Ramai Data Nasabah BSI Bocor di LockBit, BSSN Turun Tangan

Ramai Data Nasabah BSI Bocor di LockBit, BSSN Turun Tangan

HZ
Hasbi Zainuddin

Penulis

Terkinidotid Hadir di WhatsApp Channel
Follow

Terkini.id, Jakarta - Usai gangguan layanan yang dialami Bank Syariah Indonesia atau BSI, kini muncul isu data nasabah dan karyawan Bank Syariah tersebut sudah dibocorkan oleh hacker LockBit.

Hacker LockBit mengaku telah menyebarkan dan menjual data nasabah yang sudah dienkripsi di situs gelap atau dark web.

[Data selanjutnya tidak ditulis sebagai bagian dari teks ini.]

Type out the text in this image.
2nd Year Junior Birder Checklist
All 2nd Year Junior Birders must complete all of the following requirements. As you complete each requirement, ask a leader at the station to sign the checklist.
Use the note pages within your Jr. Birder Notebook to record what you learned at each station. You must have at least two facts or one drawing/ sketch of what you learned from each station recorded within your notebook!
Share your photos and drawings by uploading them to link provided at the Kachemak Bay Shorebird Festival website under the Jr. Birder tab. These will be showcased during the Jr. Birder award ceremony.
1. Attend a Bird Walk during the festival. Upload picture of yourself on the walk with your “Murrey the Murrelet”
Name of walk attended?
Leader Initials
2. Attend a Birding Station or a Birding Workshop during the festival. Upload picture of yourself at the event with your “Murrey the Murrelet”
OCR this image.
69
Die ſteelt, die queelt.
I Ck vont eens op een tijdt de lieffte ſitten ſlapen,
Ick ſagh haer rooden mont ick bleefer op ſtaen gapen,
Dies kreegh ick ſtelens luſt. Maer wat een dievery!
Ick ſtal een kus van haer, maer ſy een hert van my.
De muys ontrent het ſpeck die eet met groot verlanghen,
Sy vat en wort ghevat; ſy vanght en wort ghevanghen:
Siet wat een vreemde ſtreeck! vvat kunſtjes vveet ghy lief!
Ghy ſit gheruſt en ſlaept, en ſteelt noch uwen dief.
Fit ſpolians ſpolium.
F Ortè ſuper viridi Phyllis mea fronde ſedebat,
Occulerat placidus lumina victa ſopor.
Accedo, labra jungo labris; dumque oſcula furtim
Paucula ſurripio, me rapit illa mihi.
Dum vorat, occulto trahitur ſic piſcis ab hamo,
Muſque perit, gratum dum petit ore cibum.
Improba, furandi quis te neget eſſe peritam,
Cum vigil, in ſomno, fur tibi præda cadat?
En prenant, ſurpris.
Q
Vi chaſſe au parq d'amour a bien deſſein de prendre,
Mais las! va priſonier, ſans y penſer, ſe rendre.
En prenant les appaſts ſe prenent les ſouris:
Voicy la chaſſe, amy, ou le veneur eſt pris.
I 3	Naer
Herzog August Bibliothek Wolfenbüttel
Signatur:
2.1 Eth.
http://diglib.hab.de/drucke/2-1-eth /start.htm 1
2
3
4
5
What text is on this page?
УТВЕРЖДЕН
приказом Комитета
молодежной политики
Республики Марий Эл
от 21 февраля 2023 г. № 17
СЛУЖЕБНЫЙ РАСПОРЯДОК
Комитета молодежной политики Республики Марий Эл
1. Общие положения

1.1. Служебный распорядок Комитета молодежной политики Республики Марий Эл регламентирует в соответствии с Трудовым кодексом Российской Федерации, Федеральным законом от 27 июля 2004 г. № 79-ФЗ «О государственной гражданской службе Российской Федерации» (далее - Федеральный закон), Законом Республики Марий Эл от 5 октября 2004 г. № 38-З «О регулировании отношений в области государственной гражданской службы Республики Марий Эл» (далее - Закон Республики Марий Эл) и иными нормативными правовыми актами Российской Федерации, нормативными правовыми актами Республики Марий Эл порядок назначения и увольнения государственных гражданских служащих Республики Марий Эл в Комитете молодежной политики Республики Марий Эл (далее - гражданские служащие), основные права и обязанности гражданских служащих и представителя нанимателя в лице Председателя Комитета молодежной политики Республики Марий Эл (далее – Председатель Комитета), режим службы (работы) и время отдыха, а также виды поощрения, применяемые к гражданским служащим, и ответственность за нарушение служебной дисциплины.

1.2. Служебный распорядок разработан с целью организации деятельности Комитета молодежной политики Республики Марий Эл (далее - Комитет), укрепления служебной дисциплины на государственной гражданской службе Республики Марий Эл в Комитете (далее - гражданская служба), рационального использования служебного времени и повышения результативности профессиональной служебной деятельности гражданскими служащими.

LockBit mengaku sudah mencuri 15 juta data nasabah, informasi karyawan, dan sekitar 1,5 terabite data internal bank syariah milik negara tersebut.

Bersamaan dengan kabar tersebut pula, Bank Syariah Indonesia, Tbk. (BSI) tengah melakukan koordinasi ke Badan Sandi Siber Negara (BSSN) terkait penanganan dugaan serangan siber itu.

Direktur Utama BSI Hery Gunardi melakukan pertemuan dengan Kepala BSSN Hinsa Siburian yang hadir didampingi Juru Bicara BSSN Ariandi Putra di Kantor Pusat BSI di The Tower, Jakarta, Selasa 16 Mei 2023.

Juru Bicara BSSN Ariandi Putra menjelaskan, BSSN akan berkoordinasi intens dengan BSI untuk memberikan asistensi serta rekomendasi peningkatan keamanan terhadap penyelenggaraan sistem elektronik di BSI.

BSSN dan BSI juga sudah sepakat untuk menyiapkan langkah-langkah bersama untuk meningkatkan keamanan dan ketahanan sistem BSI sekaligus menangani kelanjutan imbas dari gangguan IT pada sistem BSI pada Senin 8 Mei 2023.

“BSSN sudah melakukan komunikasi dan koordinasi kepada BSI terkait upaya pemulihan sistem berkenaan dengan gangguan yang dialami. Kami siap untuk terus berkolaborasi,” kata dia.

Corporate Secretary BSI Gunawan A. Hartoyo menjelaskan pihaknya terus melakukan langkah preventif penguatan sistem keamanan teknologi informasi terhadap potensi gangguan data, dengan peningkatan proteksi dan ketahanan sistem.

BSI juga terus berkoordinasi dengan pihak-pihak terkait, termasuk dengan BSSN, regulator di sektor jasa keuangan, serta dengan lembaga dan instasi lainnya.